I really don’t see a reason to increase the AI dose. You’re not going to be running the trestolone for very long, I’m assuming, so if your E2 is a little elevated for a few weeks, that’s fine. stick with the adex dose you’re currently using, and then you won’t have to worry about any of the things you’re asking about. keep it simple.

From my experience, I am very sensitive from E2 in the ~60+ range. This creates way too much water retention, which slightly increases my BP above my “normal” (which is considered low). With this higher BP, I get intermittent chest pain.

So trying to maintain lower E2 is my overall goal by increasing the AI. I’m not concerned about gyno as I’m concurrently running a SERM.

As of yesterday, I’ve already cut back on dosing trestolone as I’ve started getting these pains again (and my BP is up).

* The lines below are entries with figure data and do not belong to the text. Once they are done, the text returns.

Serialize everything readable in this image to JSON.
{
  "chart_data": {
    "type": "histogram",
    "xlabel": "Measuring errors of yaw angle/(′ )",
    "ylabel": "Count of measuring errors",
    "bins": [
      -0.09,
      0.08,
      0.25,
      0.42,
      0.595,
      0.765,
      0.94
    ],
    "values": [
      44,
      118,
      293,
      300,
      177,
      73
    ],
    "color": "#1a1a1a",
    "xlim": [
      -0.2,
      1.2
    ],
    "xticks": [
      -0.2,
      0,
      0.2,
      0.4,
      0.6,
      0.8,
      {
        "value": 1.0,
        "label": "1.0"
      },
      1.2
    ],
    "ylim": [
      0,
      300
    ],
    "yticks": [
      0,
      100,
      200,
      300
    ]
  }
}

While I don’t have labs to see for sure if the E2 is in that range, it’s from my limited experience that it is. My increasing weight could also back that statement up. But, I’d like to run labs to ensure that E2 is the primary cause for higher BP/chest pain as well as possibly a heart valve echo to see if there is any plaque buildup that I don’t know about.

I have seen some guys who cannot resolve gyno with a SERM. Some people are simply wired differently.

I do not understand the other question…

If a SERM such as Nolvadex can make intratesticular T->E2 occur, why isn’t this a preferred method of quickly restoring crashed E2 due to an AI?

Recover from a simple overdose of anastrozole is stopping for 5 days.


I feel like he wanted a less efficient, more complicated answer than this. But yea, that’s what I tried to say earlier. Crashed E2 is easily rectified.

Pretty much. I didn’t know that it was as simple as explained above. But, if people felt like crap during those 5 days, it seems like they could up (or pop a few more) Nolvadex to get E2 kicking right away; though, I don’t know if it would work like that.